It must not be forgotten that Jews had been killed by the PLO, Hamas and Islamic Jihad for decades before Baruch Goldstein's name hit the headlines, simply because they were Jews and the region had to be 'cleansed' of their presence. Furthermore, the Jews' return to Zion had been endangered by Arab aggression and threats of annihilation since the 19th century.
The Hebron attack was carried out by one deranged individual; it could not have been foreseen neither could it have been prevented, but the Afula outrage had been carefully planned by a whole organisation with the aim to cause maximum deaths and destruction.

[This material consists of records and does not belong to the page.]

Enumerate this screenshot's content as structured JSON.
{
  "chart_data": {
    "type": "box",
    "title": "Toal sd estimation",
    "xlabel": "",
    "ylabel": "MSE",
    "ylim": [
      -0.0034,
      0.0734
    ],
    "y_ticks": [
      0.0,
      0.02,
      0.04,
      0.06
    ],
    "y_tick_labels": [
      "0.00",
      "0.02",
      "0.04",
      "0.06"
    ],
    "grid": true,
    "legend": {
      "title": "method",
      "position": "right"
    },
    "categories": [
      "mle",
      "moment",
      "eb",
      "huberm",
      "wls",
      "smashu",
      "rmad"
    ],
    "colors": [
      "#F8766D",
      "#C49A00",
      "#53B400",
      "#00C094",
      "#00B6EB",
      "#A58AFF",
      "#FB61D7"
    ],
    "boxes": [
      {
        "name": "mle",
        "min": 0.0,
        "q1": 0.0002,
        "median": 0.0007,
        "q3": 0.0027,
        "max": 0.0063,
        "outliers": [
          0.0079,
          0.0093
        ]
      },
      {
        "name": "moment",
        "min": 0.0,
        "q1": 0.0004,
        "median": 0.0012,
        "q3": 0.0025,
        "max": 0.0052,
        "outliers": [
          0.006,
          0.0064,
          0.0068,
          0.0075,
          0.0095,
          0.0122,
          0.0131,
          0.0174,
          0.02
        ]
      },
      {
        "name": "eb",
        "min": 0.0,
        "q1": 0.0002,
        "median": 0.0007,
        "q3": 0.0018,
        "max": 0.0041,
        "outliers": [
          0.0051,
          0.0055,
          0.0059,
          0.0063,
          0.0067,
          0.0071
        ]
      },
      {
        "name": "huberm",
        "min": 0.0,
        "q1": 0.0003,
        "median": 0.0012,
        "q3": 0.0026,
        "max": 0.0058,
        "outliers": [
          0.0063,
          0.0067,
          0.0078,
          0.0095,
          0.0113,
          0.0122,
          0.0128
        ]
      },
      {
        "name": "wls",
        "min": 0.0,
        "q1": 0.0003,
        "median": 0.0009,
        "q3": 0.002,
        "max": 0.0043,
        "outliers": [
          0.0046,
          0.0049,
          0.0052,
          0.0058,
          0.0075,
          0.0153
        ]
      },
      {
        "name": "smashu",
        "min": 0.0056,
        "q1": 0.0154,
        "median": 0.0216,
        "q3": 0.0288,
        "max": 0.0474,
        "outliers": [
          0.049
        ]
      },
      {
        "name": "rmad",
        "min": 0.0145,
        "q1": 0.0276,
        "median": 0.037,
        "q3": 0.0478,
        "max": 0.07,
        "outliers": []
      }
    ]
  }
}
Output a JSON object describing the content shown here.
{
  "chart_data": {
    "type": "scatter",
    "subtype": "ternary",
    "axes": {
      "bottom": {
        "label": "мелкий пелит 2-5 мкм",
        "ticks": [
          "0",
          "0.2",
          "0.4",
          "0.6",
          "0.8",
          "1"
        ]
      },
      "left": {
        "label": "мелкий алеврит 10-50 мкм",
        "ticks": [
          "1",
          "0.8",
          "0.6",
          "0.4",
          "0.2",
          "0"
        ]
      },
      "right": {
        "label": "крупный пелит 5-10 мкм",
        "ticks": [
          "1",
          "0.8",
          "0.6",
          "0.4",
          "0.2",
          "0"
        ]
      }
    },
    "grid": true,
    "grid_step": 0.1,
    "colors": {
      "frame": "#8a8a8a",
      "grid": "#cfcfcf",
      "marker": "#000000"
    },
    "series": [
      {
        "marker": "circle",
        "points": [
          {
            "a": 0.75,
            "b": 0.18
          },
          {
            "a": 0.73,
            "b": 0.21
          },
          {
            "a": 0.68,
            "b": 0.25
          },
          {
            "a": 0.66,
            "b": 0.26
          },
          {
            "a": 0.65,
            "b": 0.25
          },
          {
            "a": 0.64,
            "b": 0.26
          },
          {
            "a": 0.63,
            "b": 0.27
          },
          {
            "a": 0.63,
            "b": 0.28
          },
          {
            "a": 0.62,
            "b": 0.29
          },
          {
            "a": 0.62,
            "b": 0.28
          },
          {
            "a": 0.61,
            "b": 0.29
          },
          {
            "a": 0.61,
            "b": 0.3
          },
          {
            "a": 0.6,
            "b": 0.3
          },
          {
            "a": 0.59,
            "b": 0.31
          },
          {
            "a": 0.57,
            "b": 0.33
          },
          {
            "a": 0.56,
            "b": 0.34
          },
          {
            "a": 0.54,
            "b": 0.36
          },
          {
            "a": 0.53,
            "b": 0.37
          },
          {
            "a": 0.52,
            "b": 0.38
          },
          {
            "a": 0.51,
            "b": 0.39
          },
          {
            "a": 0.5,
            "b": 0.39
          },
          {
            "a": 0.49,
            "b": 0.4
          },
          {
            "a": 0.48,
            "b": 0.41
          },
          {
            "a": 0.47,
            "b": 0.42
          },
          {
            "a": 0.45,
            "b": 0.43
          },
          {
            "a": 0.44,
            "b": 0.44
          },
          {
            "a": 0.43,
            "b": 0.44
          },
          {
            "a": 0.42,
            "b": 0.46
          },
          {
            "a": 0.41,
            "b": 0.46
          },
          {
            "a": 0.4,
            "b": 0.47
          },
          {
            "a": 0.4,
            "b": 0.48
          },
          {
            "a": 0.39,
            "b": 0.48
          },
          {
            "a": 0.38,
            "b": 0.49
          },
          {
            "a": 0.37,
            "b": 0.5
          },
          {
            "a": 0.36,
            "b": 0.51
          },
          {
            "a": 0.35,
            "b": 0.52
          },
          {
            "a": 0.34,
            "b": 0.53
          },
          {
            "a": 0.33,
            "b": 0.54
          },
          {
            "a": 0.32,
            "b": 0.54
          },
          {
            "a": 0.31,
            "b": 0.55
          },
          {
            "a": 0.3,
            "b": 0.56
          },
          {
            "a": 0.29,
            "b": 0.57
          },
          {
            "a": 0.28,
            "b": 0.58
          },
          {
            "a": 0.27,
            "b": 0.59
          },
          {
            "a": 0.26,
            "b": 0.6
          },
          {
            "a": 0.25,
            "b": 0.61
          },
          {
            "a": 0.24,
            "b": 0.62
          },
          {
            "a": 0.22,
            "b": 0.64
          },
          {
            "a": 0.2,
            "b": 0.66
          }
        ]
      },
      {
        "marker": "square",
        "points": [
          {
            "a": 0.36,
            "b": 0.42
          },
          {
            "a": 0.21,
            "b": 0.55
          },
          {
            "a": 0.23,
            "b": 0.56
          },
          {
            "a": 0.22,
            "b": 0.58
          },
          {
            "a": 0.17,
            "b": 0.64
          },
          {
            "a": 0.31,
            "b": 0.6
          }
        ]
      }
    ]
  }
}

After Hebron, the president of Israel, the government and Israelis from right across the political spectrum expressed their shame and condemnation of what had been done, offering apologies, sympathy and compensation to the bereaved and wounded. After Afula, the PLO may have expressed 'regret' (in so perfunctory a manner that President Clinton pronounced it inadequate) but neither Yasser Arafat nor the heads of Arab states involved in the peace process have apologised for or condemned the massacre, and their silence speaks more clearly than words.
Yesterday's tragedy gave a clear insight into the moral difference between Jewish and Arab attitudes towards terrorism: for Jews it is a matter of shame and bitter self-criticism; for the Arabs it is a matter of policy or even strategy. The haste with which Hamas and Islamic Jihad claimed 'credit' for Afula suggests they are actually proud of it.